Secondly, as Kevin Drum points out, the poll that really tracks this kind of stuff — the Kaiser Family Foundation survey — doesn't show any real erosion of support for the Affordable Care Act. Some opponents of Obamacare are trying to prove otherwise by citing the fact that it says only 25% of Americans like the law as it is. What they don't note is that an additional 22% of it want the law expanded, presumably into something more like Single Payer. Most of those folks do not support its removal.
24% want the law repealed and not replaced with something else — in other words, go back to what we had — and 13% want it repealed and replaced with a Republican-sponsored alternative. That last number is worth considering. There really is no Republican-sponsored alternative. There are ideas like more tort reform and selling insurance across state lines but even the folks proposing them don't think those will change a lot. If the Republicans had it in them to come up with one — if they had the initiative or if they had some great ideas that differed substantially from Obamacare — don't you think they would have proposed them by now?

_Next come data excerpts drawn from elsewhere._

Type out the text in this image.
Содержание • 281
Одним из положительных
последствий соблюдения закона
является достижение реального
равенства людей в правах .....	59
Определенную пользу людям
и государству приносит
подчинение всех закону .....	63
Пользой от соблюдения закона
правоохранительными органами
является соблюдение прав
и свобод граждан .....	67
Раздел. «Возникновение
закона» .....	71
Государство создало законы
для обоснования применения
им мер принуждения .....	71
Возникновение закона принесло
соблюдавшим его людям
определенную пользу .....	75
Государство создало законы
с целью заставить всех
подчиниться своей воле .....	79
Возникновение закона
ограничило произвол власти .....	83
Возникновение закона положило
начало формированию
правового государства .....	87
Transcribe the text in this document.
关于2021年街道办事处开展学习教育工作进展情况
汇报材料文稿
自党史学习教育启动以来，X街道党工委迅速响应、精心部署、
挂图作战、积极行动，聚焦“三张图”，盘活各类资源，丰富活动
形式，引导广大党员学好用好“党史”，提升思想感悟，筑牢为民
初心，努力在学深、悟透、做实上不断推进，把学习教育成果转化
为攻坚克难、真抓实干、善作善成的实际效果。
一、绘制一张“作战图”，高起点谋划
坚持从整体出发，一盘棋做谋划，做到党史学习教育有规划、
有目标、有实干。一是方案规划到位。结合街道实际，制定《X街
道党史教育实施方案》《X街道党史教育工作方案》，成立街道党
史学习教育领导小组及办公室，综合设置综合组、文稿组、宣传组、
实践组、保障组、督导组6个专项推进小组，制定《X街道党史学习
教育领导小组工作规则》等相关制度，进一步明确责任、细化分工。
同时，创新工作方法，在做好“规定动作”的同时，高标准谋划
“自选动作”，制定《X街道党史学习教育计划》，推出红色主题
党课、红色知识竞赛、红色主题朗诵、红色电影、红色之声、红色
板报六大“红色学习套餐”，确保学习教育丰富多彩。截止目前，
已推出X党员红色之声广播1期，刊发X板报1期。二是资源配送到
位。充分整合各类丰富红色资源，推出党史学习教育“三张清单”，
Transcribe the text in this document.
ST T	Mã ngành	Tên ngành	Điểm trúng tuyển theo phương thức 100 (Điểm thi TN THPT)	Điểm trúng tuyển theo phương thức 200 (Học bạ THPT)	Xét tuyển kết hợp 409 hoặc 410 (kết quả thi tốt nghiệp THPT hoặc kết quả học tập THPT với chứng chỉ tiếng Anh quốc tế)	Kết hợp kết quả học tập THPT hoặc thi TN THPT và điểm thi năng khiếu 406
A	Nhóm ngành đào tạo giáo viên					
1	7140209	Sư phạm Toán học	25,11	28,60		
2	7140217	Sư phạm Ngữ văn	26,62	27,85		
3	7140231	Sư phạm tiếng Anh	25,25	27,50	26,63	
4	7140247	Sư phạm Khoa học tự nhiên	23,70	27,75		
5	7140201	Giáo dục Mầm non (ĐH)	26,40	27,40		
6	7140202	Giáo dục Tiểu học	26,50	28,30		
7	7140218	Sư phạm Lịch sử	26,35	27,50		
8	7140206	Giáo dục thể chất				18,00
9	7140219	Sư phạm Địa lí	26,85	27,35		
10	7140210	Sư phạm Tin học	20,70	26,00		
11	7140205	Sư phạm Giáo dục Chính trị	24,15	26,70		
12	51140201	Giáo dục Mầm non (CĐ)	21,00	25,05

There's an old saying in politics: You can't beat something with nothing. The G.O.P. is attempting to beat Obamacare with nothing. I can't imagine what a real Republican plan would look like if it didn't raise rates on some folks, deny some access to the doctor of their choice or simply not solve all the problems that most people agree need solving. I suspect they know that, which is why they haven't released one, put it up on a website so analysts can have at it, and announced, "Get rid of Obamacare and go with our much better proposal." If they could really do that — if there really was a better solution — that might actually get rid of Obamacare. In fact, folks like me would champion it. Wonder why they don't do this.